One thing quarantine has given me, though, is time to work on a new project - the new book I’m writing. Still not much to give away, but I’ll share a few scenes below.
I climb off you and head to the bathroom and sit.
The porcelain is cool against my skin, and I’m pissing but I don’t realize it. I’m staring at the door, and there are swirls in it, swirls like fingerprints or the bathroom door in my basement in Chicago, and I’m pissing.
I close my eyes, and you’re still inside me. All we are is hip bones.
The Prophet Muhammad went to the city of Ta’if to invite the people there on the path of Islam, to walk beside him in holy light, with Allah against the evils they feared.
The people of Ta’if worried about retaliation from Mecca where Muhammad had been rejected, and the elders sent him away while instructing villagers and children to pelt him with stones as he left.
Crowds gathered and heeded the words of the village elders. As Muhammad left the city of Ta’if, he was stoned, and he bled, and yet he walked. He bled until his shoes clotted, yet he walked.
He walked.
I’m pissing, and there is blood, and I ignore it. I ignore it like I ignore sirens and earthquakes and the desperate way you say my name.

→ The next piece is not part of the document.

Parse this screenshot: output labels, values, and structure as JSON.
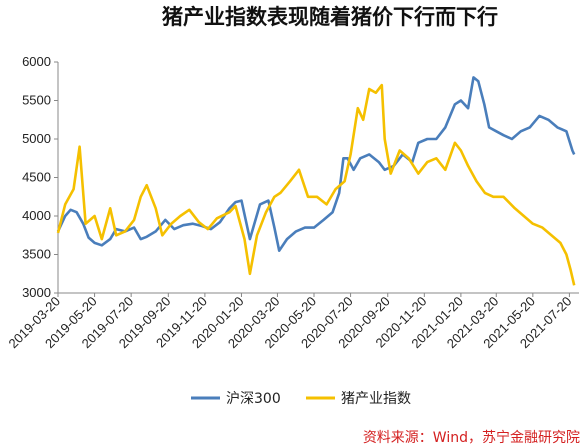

The way you hold me when it’s over, when anything is over, and I ignore that you’re afraid.
I wipe, and I flush, and I stare at the bathroom door.
We are at an impasse.
We meaning me and this door, meaning me and always this door, and you are my Gabriel. You would lay waste to this door if I asked, if I made any mention of it at all, and you would salt the earth our apartment was built on if you knew, and you do know, you know some things but never all.
I open the door, and I walk back to you.
I walk.
Super excited to be writing about religion again, as it’s something that has constantly fascinated me. The stories we tell ourselves, and the ways in which we view the beginnings and ends.